An Emirati entrepreneur is expanding the range of camel-based food and drinks in his Dubai diner in a bid to attract a wider audience.
Fancy a camel fajita with a camelccino? Head to Dubai for camel delights
DUBAI // From camelccino coffees to camel-meat fajitas, an Emirati entrepreneur is hoping to bring camel-based food and drink to a wider audience.
Launched in September last year at Dubai's Murooj Rotana Hotel, Cafe2go kicked off with offerings such as camel-milk ice cream, camel lattes and an iced camel mocha. Camel-milk products account for 50 per cent of the shop's income.
"We wanted to be different and to provide healthy drinks to people," said the owner, Jassim Al Bastaki .
The brand name Camellos, meaning camel in Spanish, was derived from the company's partnership with Spain - it uses the country's coffee beans for its products.
"Camelccinos require a specific roasted bean and a specific blend to give them a good taste," Mr Al Bastaki said. "We managed to create it by blending arabica roasted with a bit of sugar.

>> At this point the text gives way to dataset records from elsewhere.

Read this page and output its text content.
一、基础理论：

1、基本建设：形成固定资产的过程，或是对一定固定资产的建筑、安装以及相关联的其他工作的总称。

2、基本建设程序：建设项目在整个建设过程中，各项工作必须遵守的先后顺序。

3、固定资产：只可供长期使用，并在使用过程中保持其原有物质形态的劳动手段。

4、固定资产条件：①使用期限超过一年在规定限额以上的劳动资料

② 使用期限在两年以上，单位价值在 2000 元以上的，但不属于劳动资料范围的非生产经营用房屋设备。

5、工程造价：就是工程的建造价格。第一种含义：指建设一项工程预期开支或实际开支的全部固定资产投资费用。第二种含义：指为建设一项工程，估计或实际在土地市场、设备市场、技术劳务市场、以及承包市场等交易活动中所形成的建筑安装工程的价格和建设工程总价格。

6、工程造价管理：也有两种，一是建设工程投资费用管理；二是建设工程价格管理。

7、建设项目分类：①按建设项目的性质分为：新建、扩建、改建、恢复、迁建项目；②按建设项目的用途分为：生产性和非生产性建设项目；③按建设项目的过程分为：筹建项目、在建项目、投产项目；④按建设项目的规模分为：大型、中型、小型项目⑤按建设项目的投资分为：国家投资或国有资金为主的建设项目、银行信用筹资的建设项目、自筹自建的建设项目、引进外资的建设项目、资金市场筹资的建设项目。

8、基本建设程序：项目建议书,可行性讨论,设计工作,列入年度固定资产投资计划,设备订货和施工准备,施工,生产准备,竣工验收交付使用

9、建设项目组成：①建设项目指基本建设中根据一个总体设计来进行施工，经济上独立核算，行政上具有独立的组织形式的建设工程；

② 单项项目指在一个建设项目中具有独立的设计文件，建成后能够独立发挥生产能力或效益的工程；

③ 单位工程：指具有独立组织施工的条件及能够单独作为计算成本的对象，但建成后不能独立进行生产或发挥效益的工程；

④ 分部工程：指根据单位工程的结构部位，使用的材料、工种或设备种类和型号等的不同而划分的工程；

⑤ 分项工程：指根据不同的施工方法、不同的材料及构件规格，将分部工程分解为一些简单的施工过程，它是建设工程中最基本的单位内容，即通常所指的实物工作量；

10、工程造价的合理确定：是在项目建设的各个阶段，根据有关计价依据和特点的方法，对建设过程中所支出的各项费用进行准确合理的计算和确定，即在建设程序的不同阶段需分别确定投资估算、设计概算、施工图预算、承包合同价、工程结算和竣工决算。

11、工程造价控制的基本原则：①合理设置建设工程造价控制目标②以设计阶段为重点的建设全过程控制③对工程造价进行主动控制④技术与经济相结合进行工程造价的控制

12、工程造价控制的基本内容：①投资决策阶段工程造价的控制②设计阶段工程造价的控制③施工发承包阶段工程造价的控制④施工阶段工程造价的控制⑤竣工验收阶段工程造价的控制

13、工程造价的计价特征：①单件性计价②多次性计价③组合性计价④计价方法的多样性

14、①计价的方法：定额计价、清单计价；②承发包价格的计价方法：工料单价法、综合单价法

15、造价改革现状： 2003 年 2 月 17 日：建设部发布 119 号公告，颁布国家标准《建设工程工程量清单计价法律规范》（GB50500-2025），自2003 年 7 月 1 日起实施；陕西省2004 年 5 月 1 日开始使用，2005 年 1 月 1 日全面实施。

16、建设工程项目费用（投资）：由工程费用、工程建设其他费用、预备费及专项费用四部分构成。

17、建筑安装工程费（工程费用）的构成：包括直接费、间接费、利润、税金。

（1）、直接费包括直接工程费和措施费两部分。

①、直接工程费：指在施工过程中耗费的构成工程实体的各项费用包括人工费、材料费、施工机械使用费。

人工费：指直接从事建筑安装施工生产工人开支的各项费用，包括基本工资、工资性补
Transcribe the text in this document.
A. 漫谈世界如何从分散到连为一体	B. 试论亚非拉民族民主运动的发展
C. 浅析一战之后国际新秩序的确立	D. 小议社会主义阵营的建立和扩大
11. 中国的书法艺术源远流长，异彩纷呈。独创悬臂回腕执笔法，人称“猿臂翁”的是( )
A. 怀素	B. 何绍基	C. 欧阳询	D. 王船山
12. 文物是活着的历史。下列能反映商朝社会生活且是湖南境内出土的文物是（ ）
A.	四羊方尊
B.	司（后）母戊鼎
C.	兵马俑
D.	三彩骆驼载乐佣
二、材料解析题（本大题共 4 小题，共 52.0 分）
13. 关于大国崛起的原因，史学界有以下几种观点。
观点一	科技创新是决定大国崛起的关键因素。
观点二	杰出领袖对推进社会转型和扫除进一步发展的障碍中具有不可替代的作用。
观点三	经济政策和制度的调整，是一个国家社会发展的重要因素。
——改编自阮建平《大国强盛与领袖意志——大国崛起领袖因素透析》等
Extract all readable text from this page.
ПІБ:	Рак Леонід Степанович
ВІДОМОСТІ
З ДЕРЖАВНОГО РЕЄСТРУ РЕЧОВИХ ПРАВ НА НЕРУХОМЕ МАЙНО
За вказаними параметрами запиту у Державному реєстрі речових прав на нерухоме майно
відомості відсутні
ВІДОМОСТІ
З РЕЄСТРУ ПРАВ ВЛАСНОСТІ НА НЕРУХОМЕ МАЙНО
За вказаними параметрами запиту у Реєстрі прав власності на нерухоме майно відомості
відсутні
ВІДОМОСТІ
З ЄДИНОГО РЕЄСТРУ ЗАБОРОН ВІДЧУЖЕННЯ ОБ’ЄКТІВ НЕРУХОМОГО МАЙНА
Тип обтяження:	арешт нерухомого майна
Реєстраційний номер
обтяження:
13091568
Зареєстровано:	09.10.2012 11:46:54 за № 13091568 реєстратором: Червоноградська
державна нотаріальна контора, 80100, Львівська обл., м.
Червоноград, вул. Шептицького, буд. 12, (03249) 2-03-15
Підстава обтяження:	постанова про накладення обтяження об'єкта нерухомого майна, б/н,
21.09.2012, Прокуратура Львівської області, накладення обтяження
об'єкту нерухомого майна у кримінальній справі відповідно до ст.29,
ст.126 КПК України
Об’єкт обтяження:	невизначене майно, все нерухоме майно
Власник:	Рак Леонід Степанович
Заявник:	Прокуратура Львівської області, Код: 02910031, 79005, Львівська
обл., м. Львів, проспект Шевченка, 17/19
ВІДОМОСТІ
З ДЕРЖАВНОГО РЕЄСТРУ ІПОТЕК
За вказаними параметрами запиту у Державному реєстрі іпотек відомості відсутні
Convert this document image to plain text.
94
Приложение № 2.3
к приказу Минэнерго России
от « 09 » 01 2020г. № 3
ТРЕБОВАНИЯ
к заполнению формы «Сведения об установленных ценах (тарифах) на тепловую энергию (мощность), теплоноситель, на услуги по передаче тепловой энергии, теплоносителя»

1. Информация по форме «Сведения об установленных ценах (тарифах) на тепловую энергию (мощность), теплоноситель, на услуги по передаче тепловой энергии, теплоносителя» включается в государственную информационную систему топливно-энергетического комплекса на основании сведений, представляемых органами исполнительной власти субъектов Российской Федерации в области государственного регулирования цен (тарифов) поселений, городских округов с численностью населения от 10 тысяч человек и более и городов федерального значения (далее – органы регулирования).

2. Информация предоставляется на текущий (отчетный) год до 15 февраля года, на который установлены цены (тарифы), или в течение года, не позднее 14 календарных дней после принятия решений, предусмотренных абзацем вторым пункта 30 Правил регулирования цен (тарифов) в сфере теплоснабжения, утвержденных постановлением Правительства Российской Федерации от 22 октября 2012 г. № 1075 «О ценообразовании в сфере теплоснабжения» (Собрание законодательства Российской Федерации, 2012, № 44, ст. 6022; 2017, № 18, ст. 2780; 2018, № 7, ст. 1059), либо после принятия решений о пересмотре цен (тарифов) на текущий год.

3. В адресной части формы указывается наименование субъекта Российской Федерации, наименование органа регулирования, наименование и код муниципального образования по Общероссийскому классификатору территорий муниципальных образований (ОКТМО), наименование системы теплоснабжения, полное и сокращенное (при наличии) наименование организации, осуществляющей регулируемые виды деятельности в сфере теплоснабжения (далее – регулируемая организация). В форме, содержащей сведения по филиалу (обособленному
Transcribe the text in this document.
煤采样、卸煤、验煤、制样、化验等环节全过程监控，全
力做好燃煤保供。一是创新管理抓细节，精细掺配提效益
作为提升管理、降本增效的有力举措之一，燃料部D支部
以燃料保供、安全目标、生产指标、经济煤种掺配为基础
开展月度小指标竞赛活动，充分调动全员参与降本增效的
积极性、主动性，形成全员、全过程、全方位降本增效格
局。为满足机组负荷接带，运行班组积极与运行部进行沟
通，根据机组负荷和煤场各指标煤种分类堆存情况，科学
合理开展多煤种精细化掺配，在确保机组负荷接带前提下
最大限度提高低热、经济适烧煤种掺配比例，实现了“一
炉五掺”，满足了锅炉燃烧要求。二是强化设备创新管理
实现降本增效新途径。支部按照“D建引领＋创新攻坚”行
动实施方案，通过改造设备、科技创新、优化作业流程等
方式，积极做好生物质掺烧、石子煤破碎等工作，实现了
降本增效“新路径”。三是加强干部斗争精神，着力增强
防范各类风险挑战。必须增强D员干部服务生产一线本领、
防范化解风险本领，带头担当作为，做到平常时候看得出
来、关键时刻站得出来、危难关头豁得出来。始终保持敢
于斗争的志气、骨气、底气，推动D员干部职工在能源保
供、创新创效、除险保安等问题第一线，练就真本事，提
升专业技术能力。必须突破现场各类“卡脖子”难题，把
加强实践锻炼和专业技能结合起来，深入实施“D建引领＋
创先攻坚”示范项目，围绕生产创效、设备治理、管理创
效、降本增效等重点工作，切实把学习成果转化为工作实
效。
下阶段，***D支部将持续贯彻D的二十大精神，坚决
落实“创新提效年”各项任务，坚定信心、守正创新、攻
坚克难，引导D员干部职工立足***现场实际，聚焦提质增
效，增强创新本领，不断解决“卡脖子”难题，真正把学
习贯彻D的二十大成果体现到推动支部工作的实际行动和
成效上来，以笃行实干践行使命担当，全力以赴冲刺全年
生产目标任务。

"It's a different kind of recipe to make a good-tasting coffee."
The camel milk, provided by Emirates Industry for Camel Milk and Products, is also heated in a special way for the perfect texture.
"The milk requires a specific degree of steaming to maintain its quality." Mr Al Bastaki said. "If you oversteam it, you burn it, and if it's not heated enough, it will be too watery."
At the same time as its first outlet opened, Cafe2go started operating a mobile van in Dubai Internet City. In March, it opened a second static branch on Sheikh Zayed Road near Al Satwa.
Over the past two months, it has expanded its range of camel-based food and drinks, adding camel fajitas, camel shakes, camel-milk lemon juice, camel-milk avocado juice and a camel-cheese sandwich.
For the fajitas, the camel meat, bought from local butchers, requires special treatment.
"Camel meat is a bit tough so it needs special marination and cooking treatment to make it soft," added Mr Al Bastaki.
The most popular item among adults is the camel-ccino, whilc children like the camel shakes.
"In Asia, they drink soya milk, so we, as a GCC country, must believe in our milk. It's the right time to promote [the combination] of our national drink with modern drinks."
Camel milk boasts many health benefits. "It's more easily digested than cow's milk because of the casein protein in it," said Caroline Kanaan, a nutritionist at Planet Nutrition. "People tend to be less intolerant to camel's milk than to cow's, goat's and sheep's milk because the structure of the casein protein is different."
The milk also has less than half the fat and 40 per cent of the cholesterol of cows' milk - as well as three times the vitamin C and 10 times the iron.
"Genetically, the digestive system of Arabs is more capable of digesting camel milk than cow's because it's one of the traditional foods," Ms Kanaan said. "From my experience, a lot of Arabs are intolerant to cows' milk but not to camel because they have more enzymes required to digest it."
But there is a shortage of camel milk, mainly because local camels are bred for racing.
"We encountered a lack of supply of the milk once due to low production," Mr Al Bastaki said. "So we went through all the hypermarkets to collect milk."
He plans a further outlet in Global Village, followed by a drive-through before the end of the year and another mall outlet early next year.
"We are also in negotiations to franchise the brand in Abu Dhabi and Al Ain," said Mr Al Bastaki. "We have just signed a franchise in Libya and we are in the final stages with Bahrain."
Five per cent of the shops' revenues are donated to Dubai charities. "That's what we believe we need to do to give back to the community," he added.